Living near reactors is also correlated with increases in leukemia and childhood cancer.
Water Use: Harming Wildlife
Reactors require huge amounts of cooling water, which is why they’re often located near rivers, lakes or oceans. Reactors with cooling towers or ponds can use 28-30 million gallons of water per day.12 The 48 reactors with once-through cooling systems use far more (up to 1.5 billion gallons per day). A typical two-unit reactor using once-through cooling takes in about a square mile of water, 14 feet deep, each day.
The initial devastation of marine life and ecosystems stems from the powerful intake of water into the nuclear reactor. Marine life, ranging from endangered sea turtles and manatees down to delicate fish larvae and microscopic planktonic organisms vital to the ocean ecosystem, is sucked irresistibly into the reactor cooling system. Some of these animals are killed when trapped against filters, grates, and other structures, or, in the case of air-breathing animals like turtles, seals, and manatees, they drown or suffocate.13
An equally huge volume of wastewater is discharged at temperatures up to 25 o F hotter than the water into which it flows. Indigenous marine life suited to colder temperatures is eliminated or forced to move, disrupting delicately balanced ecosystems.
Waste
Radioactive wastes are produced continually in reactors. There are two basic types of nuclear waste: high-level nuclear waste (the used fuel rods) and “low-level radioactive waste” (everything else).
High-level nuclear waste (also called irradiated or “spent” fuel) is literally about one million times more radioactive than when the fuel rods were loaded into the reactor. This waste is so lethal that standing near it without shielding would kill you within minutes. This waste will be hazardous for millions of years. No technology exists to keep it isolated this long. Irradiated fuel rods are stored in storage pools inside reactor buildings, often several stories high, where they’re highly vulnerable to aircraft attacks.14 If the water is drained from the pool, exposing the rods to open air, a meltdown would cause a massive release of radiation. Some utilities have begun storing this waste in dry casks on outdoor concrete pads in the backyard of the reactors, introducing separate storage, packaging and security problems.
A permanent “disposal” site planned for Yucca Mountain, Nevada has many problems. It’s far from where most waste is produced, requiring unprecedented numbers of shipments through 43 states, risking accidents and attacks. Yucca Mountain is on Native American lands and is too leaky to keep the waste dry.15 The site is amid active fault lines and is too small to store the amount of waste that would be generated by the time it opens (if it ever does).

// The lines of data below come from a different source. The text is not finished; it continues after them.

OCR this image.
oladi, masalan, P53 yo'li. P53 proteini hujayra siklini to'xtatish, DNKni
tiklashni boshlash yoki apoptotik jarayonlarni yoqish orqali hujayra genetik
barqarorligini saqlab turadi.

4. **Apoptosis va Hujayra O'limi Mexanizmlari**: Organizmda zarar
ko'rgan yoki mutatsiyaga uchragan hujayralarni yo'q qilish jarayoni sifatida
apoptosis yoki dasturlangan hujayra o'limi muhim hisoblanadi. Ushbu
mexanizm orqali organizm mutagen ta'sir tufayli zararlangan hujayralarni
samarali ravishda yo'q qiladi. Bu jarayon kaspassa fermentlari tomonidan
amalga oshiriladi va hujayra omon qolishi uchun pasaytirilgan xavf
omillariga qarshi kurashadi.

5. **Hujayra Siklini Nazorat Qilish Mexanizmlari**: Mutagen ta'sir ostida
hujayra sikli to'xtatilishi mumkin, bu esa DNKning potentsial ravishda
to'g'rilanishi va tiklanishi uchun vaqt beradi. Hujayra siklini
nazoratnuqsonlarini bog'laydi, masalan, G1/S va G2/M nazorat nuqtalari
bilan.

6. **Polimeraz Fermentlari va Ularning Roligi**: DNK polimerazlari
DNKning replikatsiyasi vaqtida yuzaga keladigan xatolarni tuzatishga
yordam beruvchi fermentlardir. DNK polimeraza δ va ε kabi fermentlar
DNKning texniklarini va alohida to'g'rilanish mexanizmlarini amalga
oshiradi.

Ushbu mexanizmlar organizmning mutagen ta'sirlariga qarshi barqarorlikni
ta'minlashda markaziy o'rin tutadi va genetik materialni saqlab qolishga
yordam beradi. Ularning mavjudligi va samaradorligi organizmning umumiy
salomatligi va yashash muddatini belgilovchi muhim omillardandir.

Currently, a site on Native lands in Utah is proposed to store the waste “temporarily.”
“Low-level” radioactive waste (LLRW) is defined as all other radioactive waste from reactors, regardless of radioactivity levels or health hazards. Large amounts of this waste have been dumped or burned. Six official LLRW dumps exist in the U.S. All are leaking, contaminating groundwater.16
Environmental Racism
Nuclear power disproportionately affects communities of color, from the mining of uranium on Native American and Aboriginal lands, to the targeting of black and Hispanic communities for new uranium processing facilities to the targeting of black and Hispanic and Native American communities for “low-level” nuclear waste dumps. All sites proposed for “temporary” and permanent storage of high level nuclear waste have been Native American lands.17
Too Expensive
Nuclear power is the most expensive form of power and could not exist with massive subsidies, including the “Price-Anderson” law that places a cap on industry liability in the event of a nuclear accident.
Fusion
Fusion still produces nuclear waste, including tritium, a very dangerous, hard-to-contain air and water contaminant.18 Like fission, it would be very expensive and highly centralized. Despite massive research spending, it’s still decades away from reality. The same money spent on clean solutions (conservation, efficiency, wind and solar) would do far more.